Accurate prediction of a true biological age of an individual represents a very important problem for both the clinics and basic science, as well as for the society as a whole, which led to a wealth of efforts to identify multiple types of various age-related biomarkers. However, the predictive models based on these biomarkers still require major improvements calling for identification of novel age-related biomarkers. Despite multiple studies associating DNA damage with aging, a glaring paucity of DNA damage-based age-related biomarkers exist, in no small part due to the lack of precise methods for genome-wide surveys of different types of DNA damage. Recently, we developed two techniques for genome-wide mapping of the most prevalent types of DNA damage, single-strand breaks and abasic sites, with nucleotide-level resolution. Here, we explored the potential of the data generated using these methods as the source of universal age biomarkers in mammals.
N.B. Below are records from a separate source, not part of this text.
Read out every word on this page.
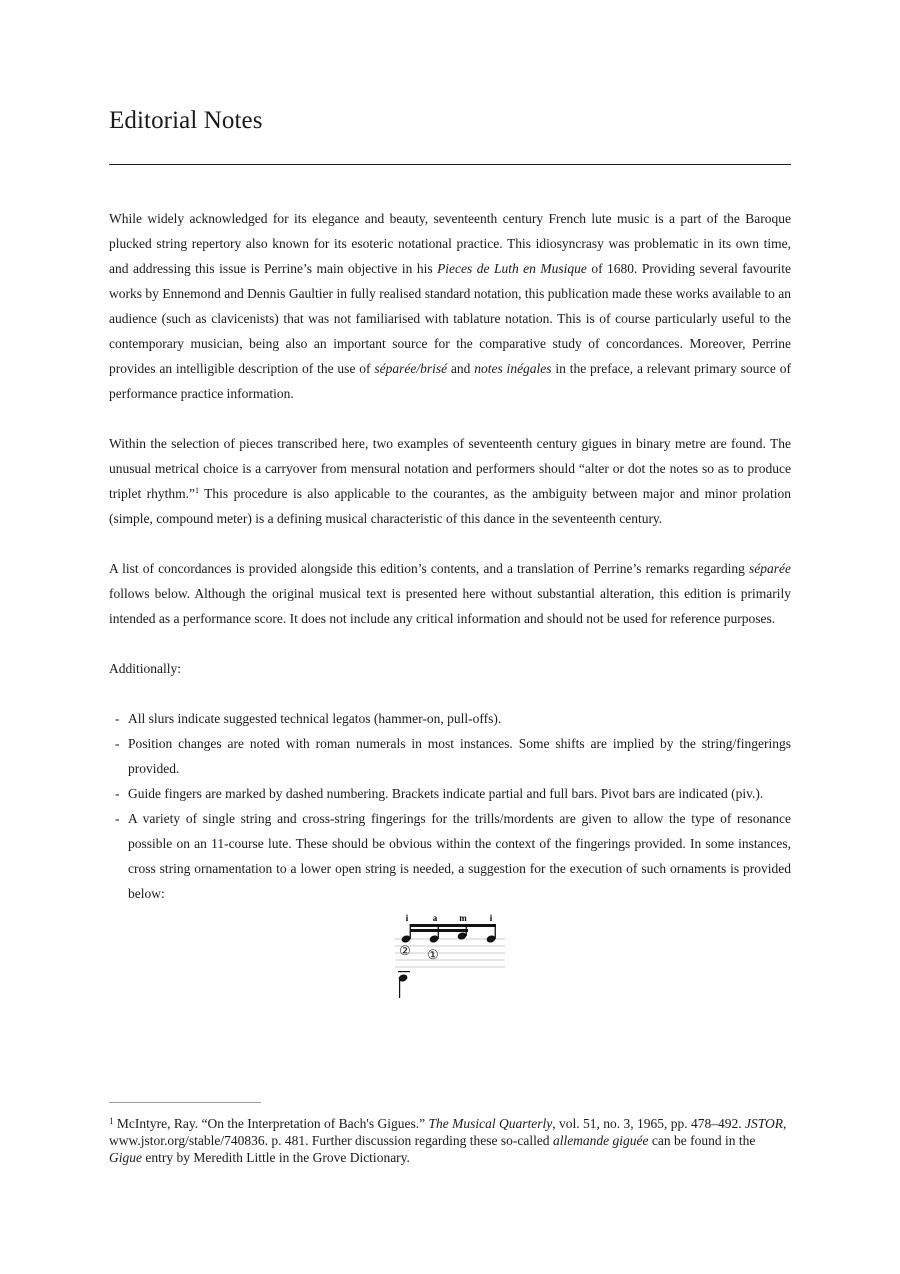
Editorial Notes

While widely acknowledged for its elegance and beauty, seventeenth century French lute music is a part of the Baroque plucked string repertory also known for its esoteric notational practice. This idiosyncrasy was problematic in its own time, and addressing this issue is Perrine’s main objective in his Pieces de Luth en Musique of 1680. Providing several favourite works by Ennemond and Dennis Gaultier in fully realised standard notation, this publication made these works available to an audience (such as clavicenists) that was not familiarised with tablature notation. This is of course particularly useful to the contemporary musician, being also an important source for the comparative study of concordances. Moreover, Perrine provides an intelligible description of the use of séparée/brisé and notes inégales in the preface, a relevant primary source of performance practice information.

Within the selection of pieces transcribed here, two examples of seventeenth century gigues in binary metre are found. The unusual metrical choice is a carryover from mensural notation and performers should “alter or dot the notes so as to produce triplet rhythm.”$^1$ This procedure is also applicable to the courantes, as the ambiguity between major and minor prolation (simple, compound meter) is a defining musical characteristic of this dance in the seventeenth century.

A list of concordances is provided alongside this edition’s contents, and a translation of Perrine’s remarks regarding séparée follows below. Although the original musical text is presented here without substantial alteration, this edition is primarily intended as a performance score. It does not include any critical information and should not be used for reference purposes.

Additionally:

- All slurs indicate suggested technical legatos (hammer-on, pull-offs).
- Position changes are noted with roman numerals in most instances. Some shifts are implied by the string/fingerings provided.
- Guide fingers are marked by dashed numbering. Brackets indicate partial and full bars. Pivot bars are indicated (piv.).
- A variety of single string and cross-string fingerings for the trills/mordents are given to allow the type of resonance possible on an 11-course lute. These should be obvious within the context of the fingerings provided. In some instances, cross string ornamentation to a lower open string is needed, a suggestion for the execution of such ornaments is provided below:
i	a m	i
② ①
$^1$ McIntyre, Ray. “On the Interpretation of Bach's Gigues.” The Musical Quarterly, vol. 51, no. 3, 1965, pp. 478–492. JSTOR, www.jstor.org/stable/740836. p. 481. Further discussion regarding these so-called allemande giguée can be found in the Gigue entry by Meredith Little in the Grove Dictionary.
Strikingly, we found that patterns of either DNA lesion could very accurately predict age with higher precision than the commonly used transcriptome analysis. These findings show that previously unexplored high-resolution patterns of genome-wide DNA damage contain potential treasure troves of useful information that can significantly enrich both practical applications and basic science An in-depth analysis of the genome-wide profiles of SSBs, AP sites and RNA from several tissues of mice collected from animals of various ages in order to evaluate the potential of DNA damage-based chronological age predictors and to compare their performance to the predictors based on transcriptome.